The Window
One of the key tools we use in therapy, as we teach clients to grow in awareness of their own internal world, is what is known as The Window of Tolerance, or the Window.
The model is pretty simple. The orange line tracks how activated, or energized, your central nervous system is through any given day. Some times of the day you’re more activated and have more energy. Other times of the day you’re less activated and have less energy. And sometimes you’re fairly balanced.
As long as you’re “in the window,” or between the two blue lines, you’re able to tolerate whatever comes your way. Meaning, even if you have a strong emotional experience, you can feel it, deal with it, and remain connected.
Let’s say you encounter something and you have a natural reaction of sadness. When you’re in your window, you can feel that you’re sad. You can continue to do what you need to do in the situation (you can deal with it). You can stay in relationship with the people around and remain connected to them, perhaps by sharing your feelings of sadness with them. You can feel, deal, and connect.
This doesn’t mean that whatever emotional experience you’re having feels great or is easy to manage or that remaining in relationship with others in this moment is natural for you. It simply means that you’re able to act out of your best self.

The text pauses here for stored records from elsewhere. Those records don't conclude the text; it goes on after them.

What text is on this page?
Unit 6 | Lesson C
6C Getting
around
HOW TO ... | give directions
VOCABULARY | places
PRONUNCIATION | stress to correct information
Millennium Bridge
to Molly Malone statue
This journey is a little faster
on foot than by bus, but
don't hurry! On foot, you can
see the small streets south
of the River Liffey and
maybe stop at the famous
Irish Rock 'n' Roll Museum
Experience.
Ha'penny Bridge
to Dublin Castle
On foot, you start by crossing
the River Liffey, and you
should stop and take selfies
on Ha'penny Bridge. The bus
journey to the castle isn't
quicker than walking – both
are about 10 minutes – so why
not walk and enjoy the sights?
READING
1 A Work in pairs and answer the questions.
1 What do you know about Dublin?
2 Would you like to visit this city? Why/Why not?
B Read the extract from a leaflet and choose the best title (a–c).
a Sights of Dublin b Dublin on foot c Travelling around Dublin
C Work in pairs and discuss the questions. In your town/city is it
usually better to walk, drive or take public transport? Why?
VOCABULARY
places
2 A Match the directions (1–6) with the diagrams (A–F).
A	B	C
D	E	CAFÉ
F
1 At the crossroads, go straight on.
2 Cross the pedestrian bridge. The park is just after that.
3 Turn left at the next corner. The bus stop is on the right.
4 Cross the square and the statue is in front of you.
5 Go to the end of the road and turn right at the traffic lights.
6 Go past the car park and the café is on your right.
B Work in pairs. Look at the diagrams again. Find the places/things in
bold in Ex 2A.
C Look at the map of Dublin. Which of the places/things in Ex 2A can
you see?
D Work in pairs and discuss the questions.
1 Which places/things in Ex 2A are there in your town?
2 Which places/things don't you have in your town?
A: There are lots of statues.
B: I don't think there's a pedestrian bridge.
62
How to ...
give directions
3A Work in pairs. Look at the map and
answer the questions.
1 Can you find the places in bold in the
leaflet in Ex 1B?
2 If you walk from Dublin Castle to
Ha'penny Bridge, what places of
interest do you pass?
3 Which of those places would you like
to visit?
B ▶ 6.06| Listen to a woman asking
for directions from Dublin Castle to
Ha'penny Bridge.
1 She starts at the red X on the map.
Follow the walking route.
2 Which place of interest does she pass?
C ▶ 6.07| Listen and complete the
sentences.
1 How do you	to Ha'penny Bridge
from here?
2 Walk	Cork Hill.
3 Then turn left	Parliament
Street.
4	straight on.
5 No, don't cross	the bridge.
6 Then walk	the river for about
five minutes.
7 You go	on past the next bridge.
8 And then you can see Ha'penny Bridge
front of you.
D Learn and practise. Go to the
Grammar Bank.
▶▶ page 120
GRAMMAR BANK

When you’re in the window, even if you’re encountering something challenging or difficult, you can remain clear in what you want, confident that you’ll be okay in the end, courageous to engage in the hard and difficult task, and creative enough to come up with new options and see new possibilities.
Sometimes, however, it’s hard to stay in the window. Sometimes, despite our best efforts, we leave our window of tolerance and can no longer tolerate the situation. Often, this is because our window gets narrow.
Our window can get narrow for a variety of reasons. Sometimes it’s an issue of our physiology - what’s happening in our bodies. Being sleep deprived, hungry, or dehydrated can all narrow our window (being “hangry” is a real thing!). Sometimes it’s what has been introduced to our bodies - caffeine, alcohol, tobacco, and sugar can all potentially disrupt our central nervous system.
However, another thing that can cause our windows to get narrow is when we encounter a difficult situation that is perceptually similar to any past difficult experience. When our brains see or sense something that reminds us of a previous experience of danger or risk or relational disconnection.
Whenever this happens, our brains respond with a threat response. Several reactions occur, all in a split second. It’s imperceptible. All we know is that something isn’t right. Our central nervous system goes into over-drive, seeking ways to keep us safe. When this happens the first result is to be hyper-activated.
When we are hyper-activated our central nervous system is moving quickly to assess and size up any threats. What we might be aware of are racing thoughts, nervous energy, feelings of restlessness, inability to concentrate, pressure or tightness in the chest or other physical discomfort, or even explosive or uncontrollable emotions such as rage or feelings of being overwhelmed.
We may be in this state for a prolonged period of time - minutes, days, or weeks. For many this feels like a constant experience. And yet, it isn’t possible to stay here forever. At some point, we will crash. For some, the experience is only brief and hardly noticeable before they crash down under the window to become hypo-activated.
When we’re hypo-activated, it often feels like everything has gotten really foggy or heavy or slow. We may feel tired, depressed, or numb. We might have difficulty caring to focus on anything, be “checked out,” or disconnected from what’s happening around us. This is when “doom scrolling” and unplanned binge watching happens. If people stay here for long periods of time, memory loss occurs. Often this is where addictive behaviors are acted out.
Everyone has brief encounters with both of these experiences. Just because you’re out of your window doesn’t mean you have an anxiety disorder or are depressed. But it does mean that your body and emotions may need some attention and care. Learning how to care well for yourself when you’re out of your window is a critical component to good mental health.
Check out some of the other resources posted here for more tips on what to do when you find yourself out of your window.
So, where do you tend to go when your window gets narrow? Are you more prone to hyper-activation or hypo-activation? How do you know? What have you found to be helpful to ease you back into your window?